Grayson todavía seguía dolorido por el golpe recibido. Intentó hablar pero se dio cuenta que le costaba mucho. Tenía la nariz inflamada y le costaba respirar, así que tenía que dar grandes bocanadas para poder llenar de aire sus pulmones.
–Sí.
–¿Y cómo puedo estar seguro que está todo?
–Le prometo que está todo. Sólo quiero que se vaya –replicó el científico haciendo un esfuerzo por articular bien las palabras, ya que el dolor era muy intenso.
Mientras tanto, sacó un pequeño disco del bolsillo de su chaqueta y estiró la mano para dárselo. El intruso avanzó con la pistola en la mano derecha y cogió el disco con la otra.
–Gracias –dijo–. Si me hubiera hecho caso la primera vez, no habría tenido que hacer esto.
Entonces le golpeó de nuevo con la pistola, pero esta vez en la cabeza. El científico cayó al suelo pero quedó apoyado con las manos y las rodillas manteniéndose a gatas, mientras la sangre brotaba también de la cabeza. Estaba totalmente aturdido y se mantenía en esa posición sin apenas moverse.
El extraño se dirigió pausadamente hacia una estantería que había en la pared más lejana del salón y escogió una estatua de hierro forjado de unos treinta centímetros de alto. Era una réplica de una escultura de Botero llamada “La Dama”, la cual representa una mujer gorda vestida con un  traje de lunares, sombrero y que sostiene un bolso.
Volvió con ella hacia donde estaba Paul Edward Grayson, y le dio un golpe seco en la base del cráneo. El científico cayó al suelo inerte, como si fuera un saco de patatas. Tanto Karen como el chico intentaban gritar impactados por lo que estaban viendo, pero la cinta que les cubría la boca impedía que nadie les oyera. El intruso se giró lentamente y se dirigió hacia donde estaba la mujer. Ella sólo atinaba a emitir sonidos guturales sin sentido. Sus ojos expresaban terror y pánico, mientras giraba la cabeza de izquierda a derecha una y otra vez de forma compulsiva. Cuando llegó frente a ella, la golpeó en la sien con la figura que ahora le servía de arma mortal. La fuerza del golpe hizo desplazarse a Karen hacia un lado del sofá dejándola inmóvil, con la sangre derramándose sobre la cara. El pequeño Paul intentó balancearse hacia delante para huir. Se movía como un pequeño canguro, dando pequeños saltitos con los dos pies unidos por la cinta.

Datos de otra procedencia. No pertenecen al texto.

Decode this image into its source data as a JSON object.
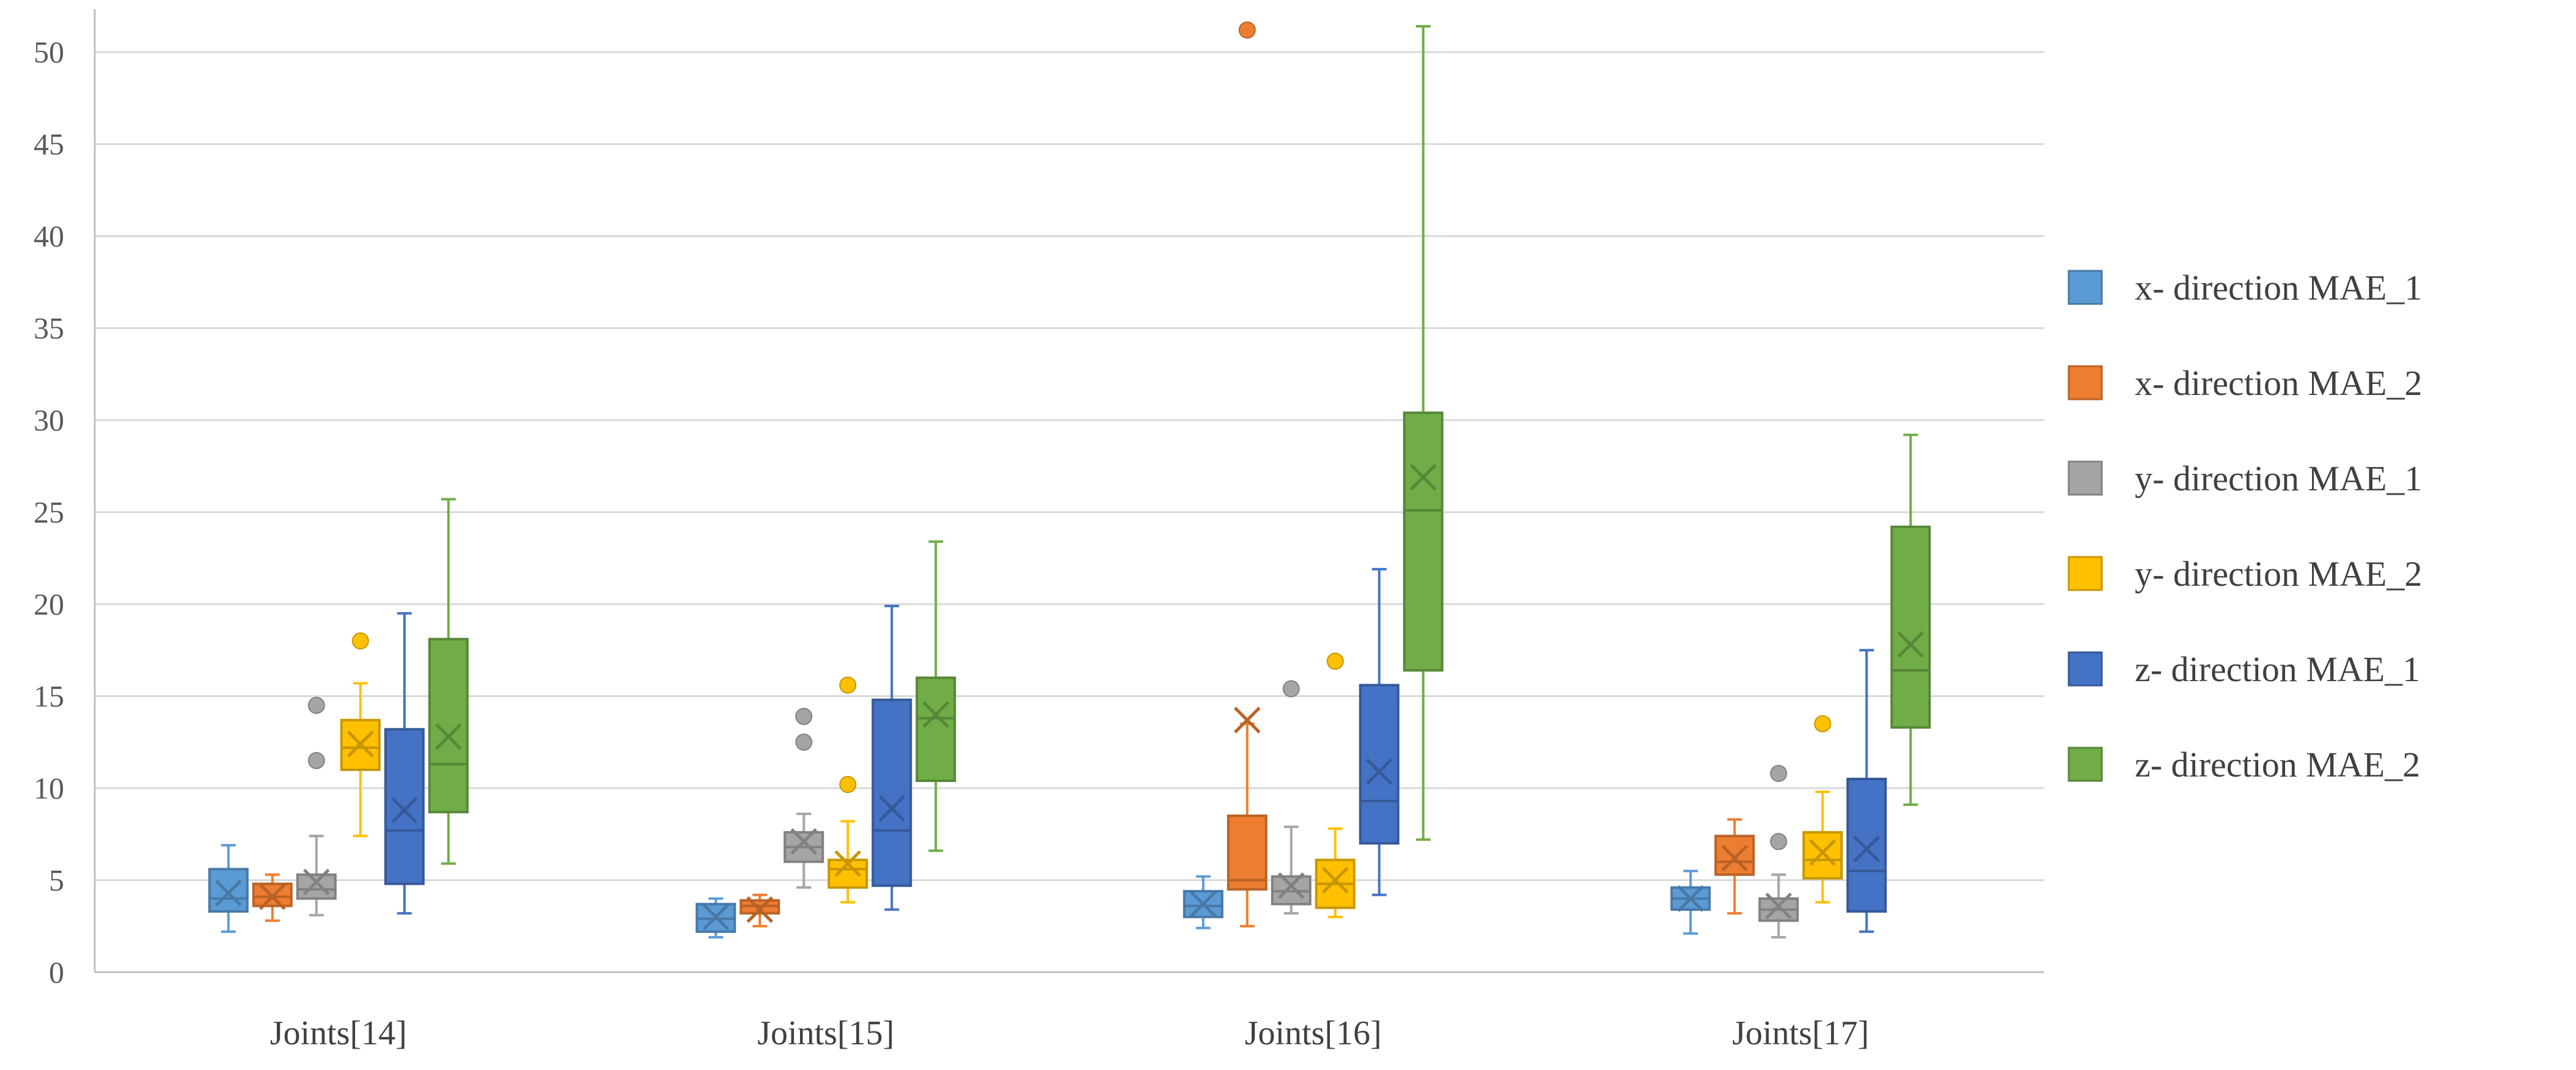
{
  "chart_data": {
    "type": "box",
    "title": "",
    "xlabel": "",
    "ylabel": "",
    "ylim": [
      0,
      52
    ],
    "yticks": [
      0,
      5,
      10,
      15,
      20,
      25,
      30,
      35,
      40,
      45,
      50
    ],
    "grid": true,
    "legend_position": "right",
    "categories": [
      "Joints[14]",
      "Joints[15]",
      "Joints[16]",
      "Joints[17]"
    ],
    "series": [
      {
        "name": "x- direction MAE_1",
        "color": "#5B9BD5",
        "stats": [
          {
            "min": 2.2,
            "q1": 3.3,
            "median": 4.0,
            "q3": 5.6,
            "max": 6.9,
            "mean": 4.3,
            "outliers": []
          },
          {
            "min": 1.9,
            "q1": 2.2,
            "median": 2.9,
            "q3": 3.7,
            "max": 4.0,
            "mean": 3.0,
            "outliers": []
          },
          {
            "min": 2.4,
            "q1": 3.0,
            "median": 3.6,
            "q3": 4.4,
            "max": 5.2,
            "mean": 3.7,
            "outliers": []
          },
          {
            "min": 2.1,
            "q1": 3.4,
            "median": 4.0,
            "q3": 4.6,
            "max": 5.5,
            "mean": 4.0,
            "outliers": []
          }
        ]
      },
      {
        "name": "x- direction MAE_2",
        "color": "#ED7D31",
        "stats": [
          {
            "min": 2.8,
            "q1": 3.6,
            "median": 4.1,
            "q3": 4.8,
            "max": 5.3,
            "mean": 4.1,
            "outliers": []
          },
          {
            "min": 2.5,
            "q1": 3.2,
            "median": 3.6,
            "q3": 3.9,
            "max": 4.2,
            "mean": 3.4,
            "outliers": []
          },
          {
            "min": 2.5,
            "q1": 4.5,
            "median": 5.0,
            "q3": 8.5,
            "max": 13.5,
            "mean": 13.7,
            "outliers": [
              51.2
            ]
          },
          {
            "min": 3.2,
            "q1": 5.3,
            "median": 6.0,
            "q3": 7.4,
            "max": 8.3,
            "mean": 6.2,
            "outliers": []
          }
        ]
      },
      {
        "name": "y- direction MAE_1",
        "color": "#A5A5A5",
        "stats": [
          {
            "min": 3.1,
            "q1": 4.0,
            "median": 4.5,
            "q3": 5.3,
            "max": 7.4,
            "mean": 4.9,
            "outliers": [
              11.5,
              14.5
            ]
          },
          {
            "min": 4.6,
            "q1": 6.0,
            "median": 6.8,
            "q3": 7.6,
            "max": 8.6,
            "mean": 7.1,
            "outliers": [
              12.5,
              13.9
            ]
          },
          {
            "min": 3.2,
            "q1": 3.7,
            "median": 4.4,
            "q3": 5.2,
            "max": 7.9,
            "mean": 4.7,
            "outliers": [
              15.4
            ]
          },
          {
            "min": 1.9,
            "q1": 2.8,
            "median": 3.4,
            "q3": 4.0,
            "max": 5.3,
            "mean": 3.6,
            "outliers": [
              7.1,
              10.8
            ]
          }
        ]
      },
      {
        "name": "y- direction MAE_2",
        "color": "#FFC000",
        "stats": [
          {
            "min": 7.4,
            "q1": 11.0,
            "median": 12.2,
            "q3": 13.7,
            "max": 15.7,
            "mean": 12.4,
            "outliers": [
              18.0
            ]
          },
          {
            "min": 3.8,
            "q1": 4.6,
            "median": 5.6,
            "q3": 6.1,
            "max": 8.2,
            "mean": 5.9,
            "outliers": [
              10.2,
              15.6
            ]
          },
          {
            "min": 3.0,
            "q1": 3.5,
            "median": 4.8,
            "q3": 6.1,
            "max": 7.8,
            "mean": 5.0,
            "outliers": [
              16.9
            ]
          },
          {
            "min": 3.8,
            "q1": 5.1,
            "median": 6.1,
            "q3": 7.6,
            "max": 9.8,
            "mean": 6.5,
            "outliers": [
              13.5
            ]
          }
        ]
      },
      {
        "name": "z- direction MAE_1",
        "color": "#4472C4",
        "stats": [
          {
            "min": 3.2,
            "q1": 4.8,
            "median": 7.7,
            "q3": 13.2,
            "max": 19.5,
            "mean": 8.8,
            "outliers": []
          },
          {
            "min": 3.4,
            "q1": 4.7,
            "median": 7.7,
            "q3": 14.8,
            "max": 19.9,
            "mean": 8.9,
            "outliers": []
          },
          {
            "min": 4.2,
            "q1": 7.0,
            "median": 9.3,
            "q3": 15.6,
            "max": 21.9,
            "mean": 10.9,
            "outliers": []
          },
          {
            "min": 2.2,
            "q1": 3.3,
            "median": 5.5,
            "q3": 10.5,
            "max": 17.5,
            "mean": 6.7,
            "outliers": []
          }
        ]
      },
      {
        "name": "z- direction MAE_2",
        "color": "#70AD47",
        "stats": [
          {
            "min": 5.9,
            "q1": 8.7,
            "median": 11.3,
            "q3": 18.1,
            "max": 25.7,
            "mean": 12.8,
            "outliers": []
          },
          {
            "min": 6.6,
            "q1": 10.4,
            "median": 13.8,
            "q3": 16.0,
            "max": 23.4,
            "mean": 14.0,
            "outliers": []
          },
          {
            "min": 7.2,
            "q1": 16.4,
            "median": 25.1,
            "q3": 30.4,
            "max": 51.4,
            "mean": 26.9,
            "outliers": []
          },
          {
            "min": 9.1,
            "q1": 13.3,
            "median": 16.4,
            "q3": 24.2,
            "max": 29.2,
            "mean": 17.8,
            "outliers": []
          }
        ]
      }
    ]
  }
}
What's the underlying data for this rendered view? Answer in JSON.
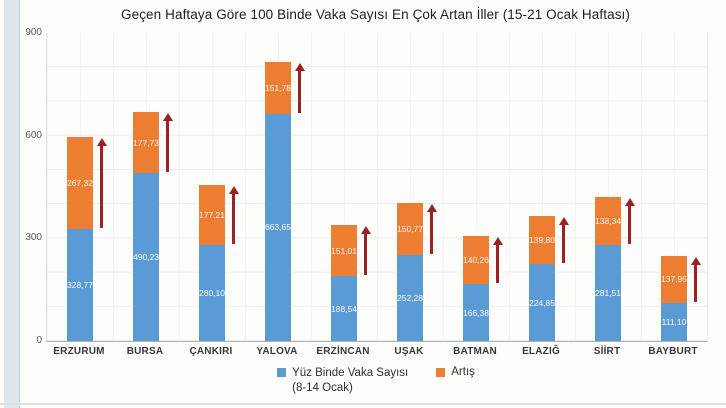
{
  "chart": {
    "title": "Geçen Haftaya Göre 100 Binde Vaka Sayısı En Çok Artan İller (15-21 Ocak Haftası)"
  },
  "legend": {
    "series1_label": "Yüz Binde Vaka Sayısı",
    "series1_subline": "(8-14 Ocak)",
    "series2_label": "Artış"
  },
  "colors": {
    "vaka_blue": "#5B9BD5",
    "artis_orange": "#ED7D31",
    "arrow_red": "#9C2121"
  },
  "chart_data": {
    "type": "bar",
    "stacked": true,
    "title": "Geçen Haftaya Göre 100 Binde Vaka Sayısı En Çok Artan İller (15-21 Ocak Haftası)",
    "categories": [
      "ERZURUM",
      "BURSA",
      "ÇANKIRI",
      "YALOVA",
      "ERZİNCAN",
      "UŞAK",
      "BATMAN",
      "ELAZIĞ",
      "SİİRT",
      "BAYBURT"
    ],
    "series": [
      {
        "name": "Yüz Binde Vaka Sayısı (8-14 Ocak)",
        "color": "#5B9BD5",
        "values": [
          328.77,
          490.23,
          280.1,
          663.65,
          188.54,
          252.28,
          166.38,
          224.85,
          281.51,
          111.1
        ]
      },
      {
        "name": "Artış",
        "color": "#ED7D31",
        "values": [
          267.32,
          177.73,
          177.21,
          151.78,
          151.01,
          150.77,
          140.26,
          139.8,
          138.34,
          137.95
        ]
      }
    ],
    "value_labels": {
      "format": "comma-decimal",
      "decimals": 2
    },
    "annotations": "dark-red vertical increase arrow beside each bar spanning the Artış segment",
    "xlabel": "",
    "ylabel": "",
    "ylim": [
      0,
      900
    ],
    "yticks": [
      0,
      300,
      600,
      900
    ],
    "grid": true,
    "legend_position": "bottom"
  }
}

No pudo llegar muy lejos, ya que el forastero se dirigió a él, lo agarró y le golpeó en la cabeza brutalmente. El chico cayó al suelo y todo quedó en silencio.
Sin prisa, fue quitando la cinta adhesiva de los cuerpos que yacían inmóviles. Después se dirigió a la cocina y comenzó a abrir los cajones hasta que encontró una bolsa de plástico. La cogió y metió en ella la pequeña escultura de Botero, que ahora estaba cubierta de sangre, así como los trozos de cinta adhesiva que había recogido. Luego desenroscó el silenciador y lo guardó en un bolsillo interior de su abrigo, así como el arma. Finalmente volvió de nuevo a la cocina y buscó el tubo de alimentación del gas. Cogió un cuchillo y lo seccionó. En seguida comenzó a percibirse el característico olor del gas que se escapaba del tubo. Entonces encendió el tostador y lo puso a su máxima potencia. A continuación, salió de la cocina con la bolsa de plástico en la mano, miró a su alrededor y se marchó cerrando bien la puerta.